Watch: Elizabeth Line to open on May 24
The Elizabeth Line, London's newest railway, will finally open this month after years of delays and a spiralling budget.
The project – also known as Crossrail – was approved in 2007, with an estimated budget of £15.9billion and plans to open in 2017.
The cost has since ballooned to around £18.9 billion and the opening date was repeatedly pushed back, most recently due to the COVID pandemic.
But the wait is nearly over, as the line will start running on May 24. Here is everything you need to know about how it will impact your journey.
What is the Elizabeth Line route?
The new line will run from Reading and Heathrow Airport to Shenfield, Essex and Abbey Wood, south east London, via the centre of London.
However, you won't be able to travel directly between those places from May 24.
The line will initially operate as three separate railways, with a change of trains required at Paddington and Liverpool Street.
The three sections are expected to be integrated in the autumn, although no date has been given.
Will Crossrail run seven days a week?
Not yet. Elizabeth Line services will initially operate from Mondays to Saturdays, as further testing will take place on Sundays.
The Sunday closures will be lifted on June 5 to help people travelling in the capital during the Queen's Platinum Jubilee weekend.
Services which are already running in the east and west sections will continue to operate every day, but they will be rebranded from TfL Rail to the Elizabeth Line.
How often will trains run?
There will initially be 12 trains an hour in the central London section between 6.30am and 11pm.
A full timetable of up to 24 trains per hour won't be in place until May 2023.
Once it is fully running, the line is expected to boost rail capacity in central London by 10%.
How much will fares cost?
Elizabeth Line journeys in central London will cost the same as equivalent Tube fares.
Fares on services currently operated by TfL Rail will be unchanged.

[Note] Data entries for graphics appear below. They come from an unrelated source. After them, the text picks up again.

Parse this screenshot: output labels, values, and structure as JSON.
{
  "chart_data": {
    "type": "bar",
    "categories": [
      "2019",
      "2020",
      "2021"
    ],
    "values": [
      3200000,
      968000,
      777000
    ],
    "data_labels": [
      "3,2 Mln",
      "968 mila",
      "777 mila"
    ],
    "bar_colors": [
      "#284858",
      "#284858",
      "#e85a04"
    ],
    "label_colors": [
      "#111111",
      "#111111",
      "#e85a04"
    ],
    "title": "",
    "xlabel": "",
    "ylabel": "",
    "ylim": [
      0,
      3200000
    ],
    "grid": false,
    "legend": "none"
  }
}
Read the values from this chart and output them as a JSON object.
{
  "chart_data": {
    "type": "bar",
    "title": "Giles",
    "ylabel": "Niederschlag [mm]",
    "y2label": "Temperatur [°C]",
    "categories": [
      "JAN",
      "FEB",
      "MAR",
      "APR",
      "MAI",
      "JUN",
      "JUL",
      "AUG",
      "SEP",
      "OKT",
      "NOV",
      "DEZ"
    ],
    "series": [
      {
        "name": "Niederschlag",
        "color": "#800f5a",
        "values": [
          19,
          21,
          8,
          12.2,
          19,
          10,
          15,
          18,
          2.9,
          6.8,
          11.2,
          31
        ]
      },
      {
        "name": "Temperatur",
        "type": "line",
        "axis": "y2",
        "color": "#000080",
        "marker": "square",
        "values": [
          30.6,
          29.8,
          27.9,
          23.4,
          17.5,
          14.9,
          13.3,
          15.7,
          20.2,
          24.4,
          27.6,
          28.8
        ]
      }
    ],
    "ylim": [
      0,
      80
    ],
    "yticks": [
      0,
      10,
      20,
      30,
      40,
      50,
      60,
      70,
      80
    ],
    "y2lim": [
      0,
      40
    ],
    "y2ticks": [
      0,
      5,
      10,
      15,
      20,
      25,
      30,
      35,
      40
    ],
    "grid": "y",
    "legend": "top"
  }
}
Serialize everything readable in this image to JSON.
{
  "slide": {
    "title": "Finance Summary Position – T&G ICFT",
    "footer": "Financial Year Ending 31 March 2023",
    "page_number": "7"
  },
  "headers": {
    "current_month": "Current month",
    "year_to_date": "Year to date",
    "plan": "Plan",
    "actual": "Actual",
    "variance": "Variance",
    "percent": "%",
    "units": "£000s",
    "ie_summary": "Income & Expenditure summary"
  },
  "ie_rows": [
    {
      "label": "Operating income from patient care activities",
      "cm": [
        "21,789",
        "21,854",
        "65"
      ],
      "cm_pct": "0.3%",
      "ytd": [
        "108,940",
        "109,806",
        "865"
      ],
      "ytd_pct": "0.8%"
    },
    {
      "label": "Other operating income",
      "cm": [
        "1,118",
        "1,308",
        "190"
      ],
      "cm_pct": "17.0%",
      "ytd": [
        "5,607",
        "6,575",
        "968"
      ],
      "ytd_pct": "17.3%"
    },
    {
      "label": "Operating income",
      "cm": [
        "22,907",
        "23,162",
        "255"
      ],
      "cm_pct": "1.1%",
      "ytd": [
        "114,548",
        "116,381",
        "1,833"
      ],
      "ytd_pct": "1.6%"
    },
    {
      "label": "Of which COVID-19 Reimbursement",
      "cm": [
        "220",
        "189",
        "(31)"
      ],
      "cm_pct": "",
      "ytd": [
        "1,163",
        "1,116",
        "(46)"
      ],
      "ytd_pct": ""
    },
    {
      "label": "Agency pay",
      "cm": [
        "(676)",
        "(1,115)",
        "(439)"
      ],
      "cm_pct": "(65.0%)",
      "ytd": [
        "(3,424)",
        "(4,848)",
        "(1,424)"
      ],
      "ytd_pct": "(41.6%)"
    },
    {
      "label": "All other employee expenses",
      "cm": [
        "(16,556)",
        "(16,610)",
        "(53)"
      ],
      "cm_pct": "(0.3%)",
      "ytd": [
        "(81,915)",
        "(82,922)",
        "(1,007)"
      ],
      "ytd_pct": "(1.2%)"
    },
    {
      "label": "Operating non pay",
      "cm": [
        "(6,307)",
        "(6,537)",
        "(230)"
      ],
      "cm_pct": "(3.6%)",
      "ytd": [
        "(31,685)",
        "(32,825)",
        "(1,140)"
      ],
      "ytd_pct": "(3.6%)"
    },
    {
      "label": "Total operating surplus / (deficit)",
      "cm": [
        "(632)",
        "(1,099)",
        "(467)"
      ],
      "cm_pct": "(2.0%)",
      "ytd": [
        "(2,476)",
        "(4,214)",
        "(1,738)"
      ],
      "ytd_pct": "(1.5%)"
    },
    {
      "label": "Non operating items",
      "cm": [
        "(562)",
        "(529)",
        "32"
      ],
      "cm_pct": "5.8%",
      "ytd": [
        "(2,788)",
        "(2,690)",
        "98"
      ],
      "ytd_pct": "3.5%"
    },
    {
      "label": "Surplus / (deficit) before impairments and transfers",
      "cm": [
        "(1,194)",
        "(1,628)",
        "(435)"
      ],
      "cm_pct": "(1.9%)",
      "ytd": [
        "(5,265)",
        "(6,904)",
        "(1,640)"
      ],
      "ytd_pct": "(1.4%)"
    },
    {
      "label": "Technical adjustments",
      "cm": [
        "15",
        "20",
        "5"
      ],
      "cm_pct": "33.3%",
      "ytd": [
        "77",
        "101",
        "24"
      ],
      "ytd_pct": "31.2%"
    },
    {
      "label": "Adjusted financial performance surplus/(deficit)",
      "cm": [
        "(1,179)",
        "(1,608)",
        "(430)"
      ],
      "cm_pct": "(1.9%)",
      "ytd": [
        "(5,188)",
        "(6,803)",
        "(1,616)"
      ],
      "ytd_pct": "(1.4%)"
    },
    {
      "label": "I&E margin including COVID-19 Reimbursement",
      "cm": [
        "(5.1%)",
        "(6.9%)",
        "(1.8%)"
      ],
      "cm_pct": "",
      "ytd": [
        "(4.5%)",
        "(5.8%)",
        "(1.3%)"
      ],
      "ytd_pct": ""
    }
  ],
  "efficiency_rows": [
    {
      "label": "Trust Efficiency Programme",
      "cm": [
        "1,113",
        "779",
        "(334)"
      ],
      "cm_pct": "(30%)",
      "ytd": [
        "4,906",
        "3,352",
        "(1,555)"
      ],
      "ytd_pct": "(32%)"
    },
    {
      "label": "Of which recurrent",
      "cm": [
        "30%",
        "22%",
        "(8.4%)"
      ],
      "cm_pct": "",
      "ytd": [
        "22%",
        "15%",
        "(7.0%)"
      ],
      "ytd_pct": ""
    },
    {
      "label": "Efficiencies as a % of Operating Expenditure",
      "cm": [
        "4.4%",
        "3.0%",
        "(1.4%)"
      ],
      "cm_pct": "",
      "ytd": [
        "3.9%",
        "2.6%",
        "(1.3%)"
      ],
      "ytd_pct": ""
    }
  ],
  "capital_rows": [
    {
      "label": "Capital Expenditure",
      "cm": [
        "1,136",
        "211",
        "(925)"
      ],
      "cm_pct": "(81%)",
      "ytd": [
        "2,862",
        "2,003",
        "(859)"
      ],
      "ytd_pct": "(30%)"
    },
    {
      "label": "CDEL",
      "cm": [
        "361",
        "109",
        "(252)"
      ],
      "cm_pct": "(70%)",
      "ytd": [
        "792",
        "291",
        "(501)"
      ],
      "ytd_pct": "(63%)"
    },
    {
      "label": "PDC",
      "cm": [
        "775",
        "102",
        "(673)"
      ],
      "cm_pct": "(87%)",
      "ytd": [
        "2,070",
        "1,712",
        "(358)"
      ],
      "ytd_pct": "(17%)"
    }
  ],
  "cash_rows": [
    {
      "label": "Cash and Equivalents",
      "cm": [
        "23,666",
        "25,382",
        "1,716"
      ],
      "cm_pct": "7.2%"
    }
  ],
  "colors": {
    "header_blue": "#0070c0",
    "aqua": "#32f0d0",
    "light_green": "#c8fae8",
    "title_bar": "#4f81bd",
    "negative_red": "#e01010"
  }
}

How long will my journey take?
Many journeys within the capital will be quicker by the new line than by Tube.
According to travel app Citymapper, platform-to-platform journeys between Liverpool Street and Paddington will be cut from 18 minutes to 10 minutes.

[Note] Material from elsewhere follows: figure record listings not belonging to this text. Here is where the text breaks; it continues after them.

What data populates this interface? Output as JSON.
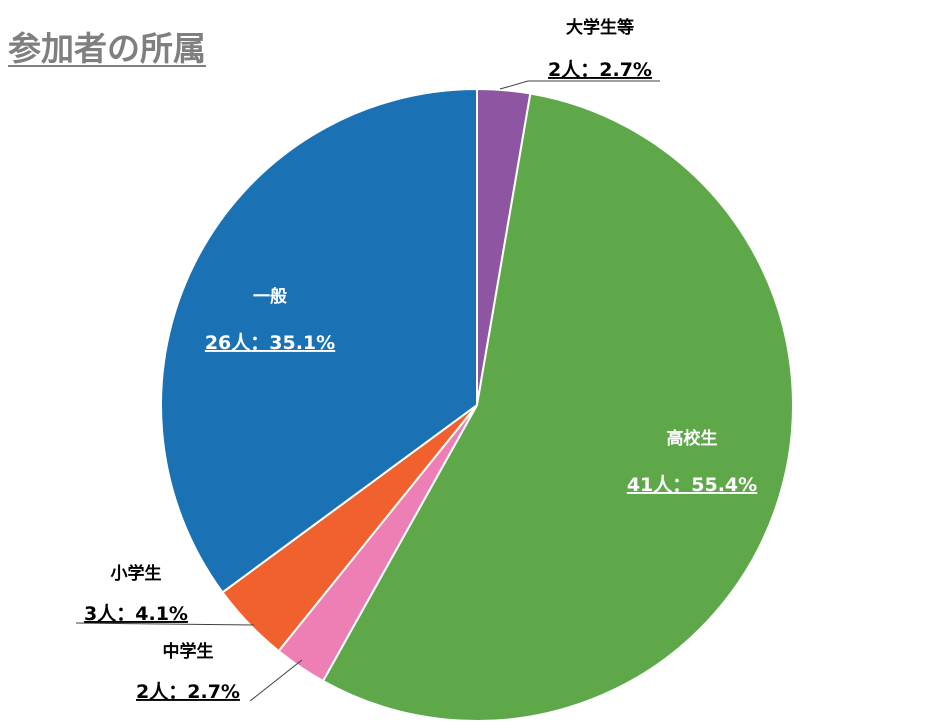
{
  "title": "参加者の所属",
  "chart_data": {
    "type": "pie",
    "title": "参加者の所属",
    "slices": [
      {
        "name": "大学生等",
        "count_label": "2人：2.7%",
        "value": 2.7,
        "color": "#8e56a2"
      },
      {
        "name": "高校生",
        "count_label": "41人：55.4%",
        "value": 55.4,
        "color": "#5ea84a"
      },
      {
        "name": "中学生",
        "count_label": "2人：2.7%",
        "value": 2.7,
        "color": "#ee7fb4"
      },
      {
        "name": "小学生",
        "count_label": "3人：4.1%",
        "value": 4.1,
        "color": "#f0612d"
      },
      {
        "name": "一般",
        "count_label": "26人：35.1%",
        "value": 35.1,
        "color": "#1a72b5"
      }
    ]
  }
}
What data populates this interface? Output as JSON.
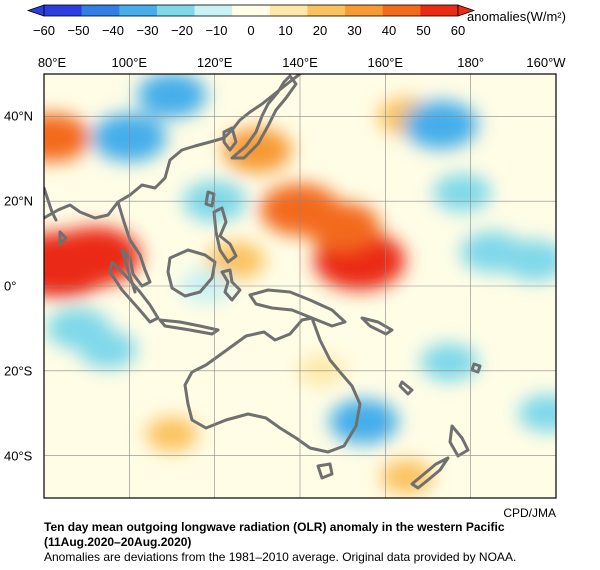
{
  "colorbar": {
    "title": "anomalies(W/m²)",
    "ticks": [
      "−60",
      "−50",
      "−40",
      "−30",
      "−20",
      "−10",
      "0",
      "10",
      "20",
      "30",
      "40",
      "50",
      "60"
    ],
    "colors": [
      "#2a3ee0",
      "#2f7fe6",
      "#45aeea",
      "#7fd8ea",
      "#c9f2f4",
      "#fffde6",
      "#fde8a8",
      "#fbc25e",
      "#f79a34",
      "#f36a1a",
      "#ea2a12"
    ]
  },
  "map": {
    "lon_labels": [
      "80°E",
      "100°E",
      "120°E",
      "140°E",
      "160°E",
      "180°",
      "160°W"
    ],
    "lat_labels": [
      "40°N",
      "20°N",
      "0°",
      "20°S",
      "40°S"
    ],
    "coast_color": "#707070",
    "anomaly_fields": [
      {
        "lon": 84,
        "lat": 5,
        "level": 60
      },
      {
        "lon": 92,
        "lat": 7,
        "level": 50
      },
      {
        "lon": 154,
        "lat": 6,
        "level": 50
      },
      {
        "lon": 140,
        "lat": 18,
        "level": 40
      },
      {
        "lon": 150,
        "lat": 14,
        "level": 35
      },
      {
        "lon": 130,
        "lat": 32,
        "level": 30
      },
      {
        "lon": 82,
        "lat": 35,
        "level": 35
      },
      {
        "lon": 125,
        "lat": 6,
        "level": 20
      },
      {
        "lon": 165,
        "lat": 40,
        "level": 20
      },
      {
        "lon": 100,
        "lat": 35,
        "level": -35
      },
      {
        "lon": 110,
        "lat": 45,
        "level": -30
      },
      {
        "lon": 120,
        "lat": 20,
        "level": -25
      },
      {
        "lon": 88,
        "lat": -10,
        "level": -25
      },
      {
        "lon": 95,
        "lat": -15,
        "level": -20
      },
      {
        "lon": 173,
        "lat": 38,
        "level": -35
      },
      {
        "lon": 185,
        "lat": 8,
        "level": -25
      },
      {
        "lon": 195,
        "lat": 6,
        "level": -25
      },
      {
        "lon": 178,
        "lat": 22,
        "level": -20
      },
      {
        "lon": 155,
        "lat": -32,
        "level": -30
      },
      {
        "lon": 175,
        "lat": -18,
        "level": -20
      },
      {
        "lon": 198,
        "lat": -30,
        "level": -20
      },
      {
        "lon": 118,
        "lat": 0,
        "level": -15
      },
      {
        "lon": 145,
        "lat": -20,
        "level": 10
      },
      {
        "lon": 110,
        "lat": -35,
        "level": 15
      },
      {
        "lon": 165,
        "lat": -45,
        "level": 15
      }
    ]
  },
  "captions": {
    "credit": "CPD/JMA",
    "title": "Ten day mean outgoing longwave radiation (OLR) anomaly in the western Pacific",
    "period": "(11Aug.2020–20Aug.2020)",
    "note": "Anomalies are deviations from the 1981–2010 average. Original data provided by NOAA."
  }
}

How will it compare to the Central Line?
Many passengers currently use the Central Line for east-west journeys across London, but these trains are often crowded and hot during the summer.
Elizabeth Line trains will be more comfortable, featuring walk-through carriages, air-condition, wi-fi and travel information screens and air-conditioning.
Which new stations are opening?
Ten new stations are opening at the following locations:
Bond Street (won't be open until the end of 2022)
Tottenham Court Road
Transport for London (TfL) has said these spaces will be lighter, brighter and larger than most of Tube stations.
TfL commissioner Andy Byford said: "The opening day is set to be a truly historic moment for the capital and the UK, and we look forward to showcasing a simply stunning addition to our network."
London mayor Sadiq Khan said the Elizabeth Line will make the capital "safer, fairer, greener and more prosperous".
He added: "Green public transport is the future, and the opening of the Elizabeth line is a landmark moment for our capital and our whole country, particularly in this special Platinum Jubilee year."